Graduation Date

Spring 5-4-2019

Document Type


Degree Name

Doctor of Philosophy (PhD)


Pharmacology and Experimental Neuroscience

First Advisor

Dr. Wallace B. Thoreson


Rod and cone photoreceptors initiate vision by transforming light into graded membrane voltage changes that in turn dictate the rate of continuous Ca2+-dependent neurotransmission to postsynaptic neurons. Continuous release relies on synaptic ribbons at photoreceptor active zones, which organize exocytotic proteins and deliver vesicles to release sites near voltage-gated Ca2+ channels. Individual cones possess multiple ribbon synapses at which they contact postsynaptic neurons. We examined heterogeneity in signaling at individual ribbon synapses in salamander cones by measuring the voltage dependence of Ca2+ currents (ICa) and Ca2+ influx at individual ribbon release sites. Ca2+ signals at individual ribbons varied more in amplitude and voltage of half-maximal activation (V50) than whole-cell ICa, suggesting that Ca2+ signals differ significantly between individual ribbons within cones. The ability of ribbons to function independently was further demonstrated by showing that inhibitory feedback from individual horizontal cells (HCs) affected Ca2+ dynamics at certain ribbons but not others within a single cone. Individual ribbon synapses operating independently from one another broadens the range of transformations available to cones in the transmission of light responses to downstream neurons.

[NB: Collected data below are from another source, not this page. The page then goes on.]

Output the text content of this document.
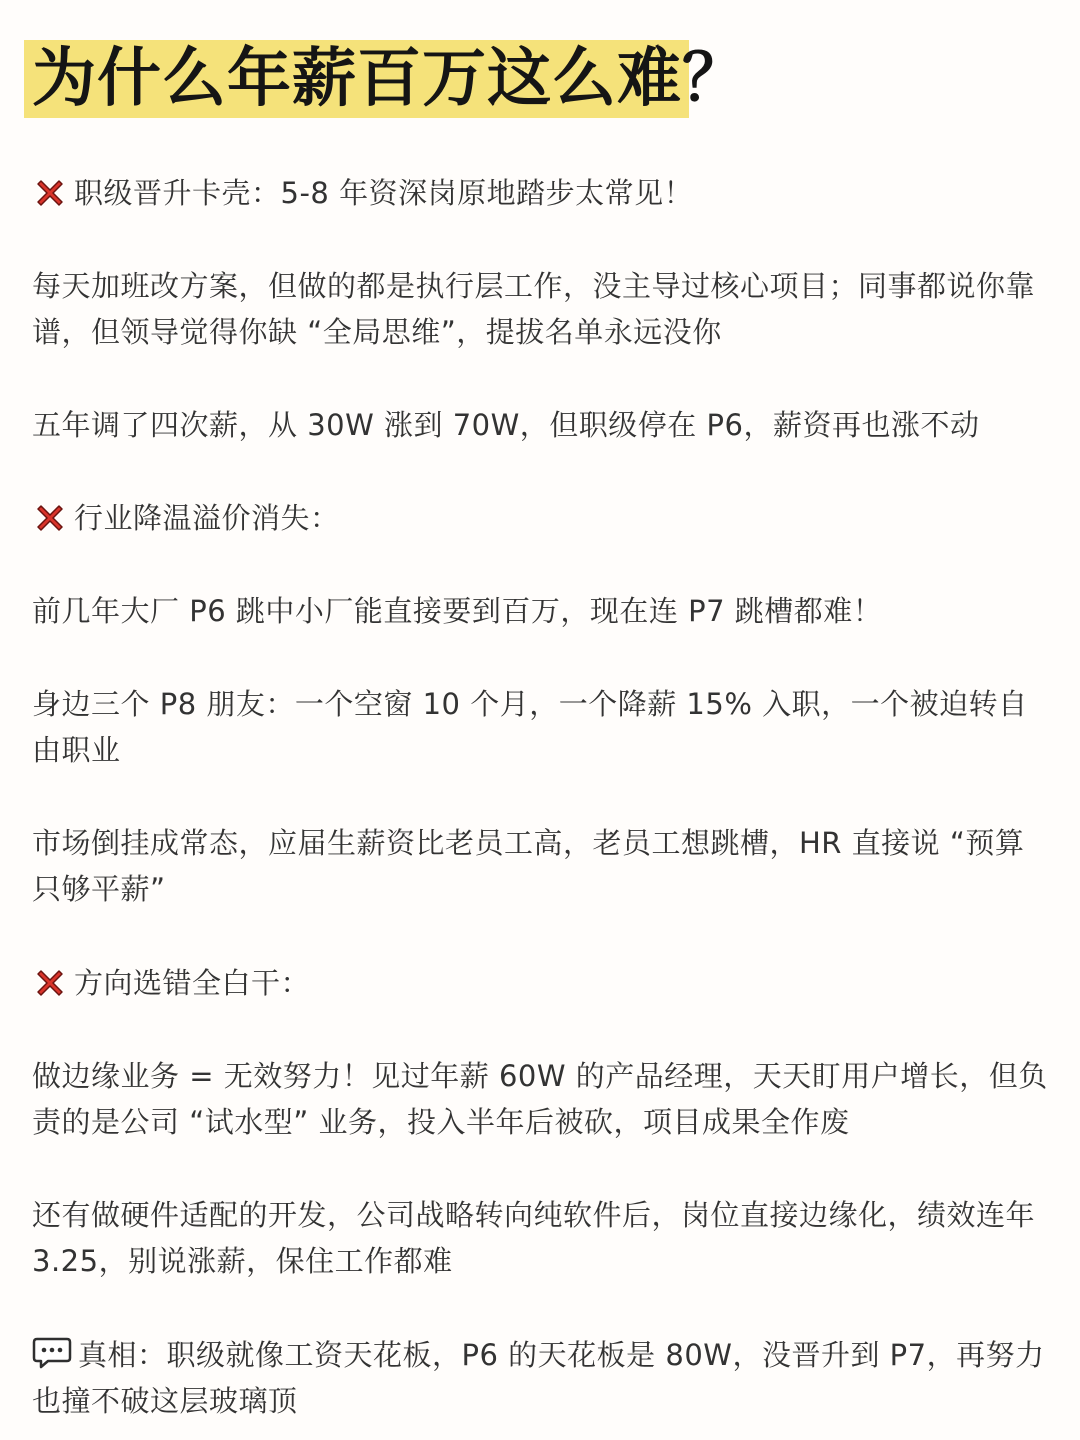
为什么年薪百万这么难？
职级晋升卡壳：5-8 年资深岗原地踏步太常见！
每天加班改方案，但做的都是执行层工作，没主导过核心项目；同事都说你靠谱，但领导觉得你缺 “全局思维”，提拔名单永远没你
五年调了四次薪，从 30W 涨到 70W，但职级停在 P6，薪资再也涨不动
行业降温溢价消失：
前几年大厂 P6 跳中小厂能直接要到百万，现在连 P7 跳槽都难！
身边三个 P8 朋友：一个空窗 10 个月，一个降薪 15% 入职，一个被迫转自由职业
市场倒挂成常态，应届生薪资比老员工高，老员工想跳槽，HR 直接说 “预算只够平薪”
方向选错全白干：
做边缘业务 = 无效努力！见过年薪 60W 的产品经理，天天盯用户增长，但负责的是公司 “试水型” 业务，投入半年后被砍，项目成果全作废
还有做硬件适配的开发，公司战略转向纯软件后，岗位直接边缘化，绩效连年 3.25，别说涨薪，保住工作都难
真相：职级就像工资天花板，P6 的天花板是 80W，没晋升到 P7，再努力也撞不破这层玻璃顶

Rods and cones release vesicles with higher sensitivity and a shallower exponential relationship to presynaptic Ca2+ than most neurons. These characteristics are typically attributed to properties of the vesicular Ca2+ sensor that triggers release. By conditionally deleting Synaptotagmin 1 (Syt1) from rods and cones, we show that Syt1 is the chief Ca2+ sensor that operates in mouse photoreceptors. Removal of Syt1 reduced b-waves but not a-waves of the electroretinogram (ERG) and diminished fast exocytosis evoked by brief depolarizing steps as evaluated by single-cell recordings. Slower and spontaneous forms of release were not eliminated, suggesting that other Ca2+ sensors are also present. Synaptic anatomy was unaltered in Syt1 mutant mice, suggesting that synapse development and maintenance occur in a Syt1-independent manner. Our results indicate that Syt1 is essential for the transmission of light responses across photoreceptor synapses and suggest that the Ca2+ dependence of release can be shaped by factors other than the intrinsic properties of the Ca2+ sensor.